K. Bryan, Numerical Method for the Study of the World Ocean Circulation, J. Comp. Phy., 4, 1687-1712, 1969.
Y. Chao, A. Gangopadhyay, F.O. Bryan, W.R. Holland, Modeling the Gulf Stream System: How Far From Reality?, Geophys. Res. Letts., 23, 3155-3158, 1996.
M.D. Cox, Primitive Equation, 3-Dimensional Model of the Ocean, Group , Tech. Report 1, GFDL/NOAA, Princeton, NJ, 1984.
L.A. Drummond, J.D. Farrara, C.R. Mechoso, J.A. Spahr, Y. Chao, D.S. Katz, J.Z. Lou, and P. Wang, Parallel Optimization of An Earth System Model (100 GIGAFLOPS and Beyond?), 1997 Society for Computer Simulation (SCS) International Conference, Atlanta, Georgia, April, 1997.
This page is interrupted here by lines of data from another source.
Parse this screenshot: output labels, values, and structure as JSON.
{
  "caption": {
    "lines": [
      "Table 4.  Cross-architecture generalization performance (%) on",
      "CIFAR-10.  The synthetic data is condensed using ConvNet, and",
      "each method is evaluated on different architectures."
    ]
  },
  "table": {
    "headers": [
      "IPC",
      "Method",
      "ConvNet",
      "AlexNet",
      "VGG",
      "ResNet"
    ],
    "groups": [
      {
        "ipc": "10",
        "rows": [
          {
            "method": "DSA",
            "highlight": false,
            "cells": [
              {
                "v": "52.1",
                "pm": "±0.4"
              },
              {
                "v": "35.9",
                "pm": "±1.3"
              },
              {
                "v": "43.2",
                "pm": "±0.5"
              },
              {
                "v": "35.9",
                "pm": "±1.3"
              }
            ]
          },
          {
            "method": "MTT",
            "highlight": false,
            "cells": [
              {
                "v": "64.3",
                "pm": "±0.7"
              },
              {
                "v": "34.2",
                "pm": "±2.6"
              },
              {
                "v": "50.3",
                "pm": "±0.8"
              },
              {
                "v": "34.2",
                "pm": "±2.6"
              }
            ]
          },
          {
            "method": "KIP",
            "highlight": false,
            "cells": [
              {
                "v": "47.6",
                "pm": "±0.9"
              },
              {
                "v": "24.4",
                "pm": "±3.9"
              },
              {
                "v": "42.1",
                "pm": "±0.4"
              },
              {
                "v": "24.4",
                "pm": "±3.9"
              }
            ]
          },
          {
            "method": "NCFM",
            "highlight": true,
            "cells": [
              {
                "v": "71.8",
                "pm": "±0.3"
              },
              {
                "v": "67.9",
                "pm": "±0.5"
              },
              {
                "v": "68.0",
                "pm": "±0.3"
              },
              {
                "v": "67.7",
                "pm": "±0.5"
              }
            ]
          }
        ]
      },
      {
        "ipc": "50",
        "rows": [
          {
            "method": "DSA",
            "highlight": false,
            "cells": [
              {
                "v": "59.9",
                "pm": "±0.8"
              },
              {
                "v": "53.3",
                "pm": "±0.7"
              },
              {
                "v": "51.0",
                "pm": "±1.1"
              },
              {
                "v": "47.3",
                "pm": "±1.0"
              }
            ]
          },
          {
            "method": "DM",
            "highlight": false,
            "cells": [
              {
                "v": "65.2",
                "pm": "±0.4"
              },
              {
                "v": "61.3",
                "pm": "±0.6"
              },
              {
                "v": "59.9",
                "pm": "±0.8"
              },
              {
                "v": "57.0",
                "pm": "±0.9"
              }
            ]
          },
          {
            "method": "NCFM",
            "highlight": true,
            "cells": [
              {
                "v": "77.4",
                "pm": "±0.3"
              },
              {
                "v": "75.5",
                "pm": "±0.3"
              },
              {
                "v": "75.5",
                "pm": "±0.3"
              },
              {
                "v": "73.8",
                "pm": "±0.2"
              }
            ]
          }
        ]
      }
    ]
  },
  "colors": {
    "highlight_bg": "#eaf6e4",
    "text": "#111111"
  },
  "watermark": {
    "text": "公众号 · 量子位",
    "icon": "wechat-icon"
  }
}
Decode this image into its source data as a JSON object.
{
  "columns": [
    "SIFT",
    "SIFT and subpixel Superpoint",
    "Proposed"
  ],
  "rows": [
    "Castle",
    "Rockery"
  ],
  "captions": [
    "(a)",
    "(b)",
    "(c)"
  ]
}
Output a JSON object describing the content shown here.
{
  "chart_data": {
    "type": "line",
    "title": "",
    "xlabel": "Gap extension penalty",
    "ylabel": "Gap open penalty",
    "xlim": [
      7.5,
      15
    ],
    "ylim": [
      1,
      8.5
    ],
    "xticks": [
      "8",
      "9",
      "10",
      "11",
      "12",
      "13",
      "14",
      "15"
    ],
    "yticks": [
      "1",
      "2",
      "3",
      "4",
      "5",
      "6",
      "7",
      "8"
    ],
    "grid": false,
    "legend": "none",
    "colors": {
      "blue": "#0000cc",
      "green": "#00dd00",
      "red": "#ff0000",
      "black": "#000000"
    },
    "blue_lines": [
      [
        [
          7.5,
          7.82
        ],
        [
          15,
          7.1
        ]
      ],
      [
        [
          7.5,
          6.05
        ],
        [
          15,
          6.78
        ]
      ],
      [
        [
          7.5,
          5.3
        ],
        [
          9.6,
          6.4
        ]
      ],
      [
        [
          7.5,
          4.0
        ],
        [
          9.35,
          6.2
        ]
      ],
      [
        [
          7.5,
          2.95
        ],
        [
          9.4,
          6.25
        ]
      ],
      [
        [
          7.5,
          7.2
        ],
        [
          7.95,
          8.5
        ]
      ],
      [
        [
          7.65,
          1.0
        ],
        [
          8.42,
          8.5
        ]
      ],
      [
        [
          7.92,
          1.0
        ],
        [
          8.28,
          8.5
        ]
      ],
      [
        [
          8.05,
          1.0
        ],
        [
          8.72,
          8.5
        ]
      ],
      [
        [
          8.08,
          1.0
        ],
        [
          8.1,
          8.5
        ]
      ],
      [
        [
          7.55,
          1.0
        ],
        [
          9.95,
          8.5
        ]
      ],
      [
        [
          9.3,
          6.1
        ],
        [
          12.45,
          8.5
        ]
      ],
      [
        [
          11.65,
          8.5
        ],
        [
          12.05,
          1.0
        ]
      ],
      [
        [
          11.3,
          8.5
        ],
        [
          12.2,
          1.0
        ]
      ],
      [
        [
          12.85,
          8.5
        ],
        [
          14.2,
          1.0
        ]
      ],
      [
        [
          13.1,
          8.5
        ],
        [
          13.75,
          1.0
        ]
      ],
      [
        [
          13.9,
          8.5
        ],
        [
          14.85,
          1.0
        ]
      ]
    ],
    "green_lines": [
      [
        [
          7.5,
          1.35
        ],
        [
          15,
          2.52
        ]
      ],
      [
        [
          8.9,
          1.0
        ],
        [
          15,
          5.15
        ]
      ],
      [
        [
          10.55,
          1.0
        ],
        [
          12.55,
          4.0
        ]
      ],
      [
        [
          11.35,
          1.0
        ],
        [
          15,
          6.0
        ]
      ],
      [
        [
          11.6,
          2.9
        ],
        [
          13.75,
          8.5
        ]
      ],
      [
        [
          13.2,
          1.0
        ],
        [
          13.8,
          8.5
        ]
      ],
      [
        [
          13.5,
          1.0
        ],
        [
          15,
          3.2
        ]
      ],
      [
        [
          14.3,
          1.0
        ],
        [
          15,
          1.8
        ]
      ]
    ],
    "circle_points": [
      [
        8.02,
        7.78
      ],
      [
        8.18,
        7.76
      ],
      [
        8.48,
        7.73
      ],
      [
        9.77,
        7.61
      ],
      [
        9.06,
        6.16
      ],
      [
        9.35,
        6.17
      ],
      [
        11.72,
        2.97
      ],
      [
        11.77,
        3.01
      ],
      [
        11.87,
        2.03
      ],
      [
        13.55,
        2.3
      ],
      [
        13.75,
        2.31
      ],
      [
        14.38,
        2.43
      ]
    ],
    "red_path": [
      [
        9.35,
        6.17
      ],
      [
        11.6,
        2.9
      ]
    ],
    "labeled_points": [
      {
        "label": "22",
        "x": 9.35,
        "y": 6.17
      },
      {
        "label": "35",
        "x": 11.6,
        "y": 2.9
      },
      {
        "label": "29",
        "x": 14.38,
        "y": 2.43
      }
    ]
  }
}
R. Pacanowski, R.K. Dixon, and A. Rosati, Modular Ocean Model User's Guide, GFDL Ocean Group Tech. Report 2, GFDL/NOAA, Princeton, NJ, 1992.
A.J. Semtner and R.M. Chervin, Ocean-General Circulation from a Global Eddy-Resolving Model, J. Geophys. Research Oceans, 97, 5493-5550, 1992.
R.D. Smith, J.K. Dukowicz, and R.C. Malone, Parallel Ocean General Circulation Modeling, Physica D, 60, 38-61, 1992.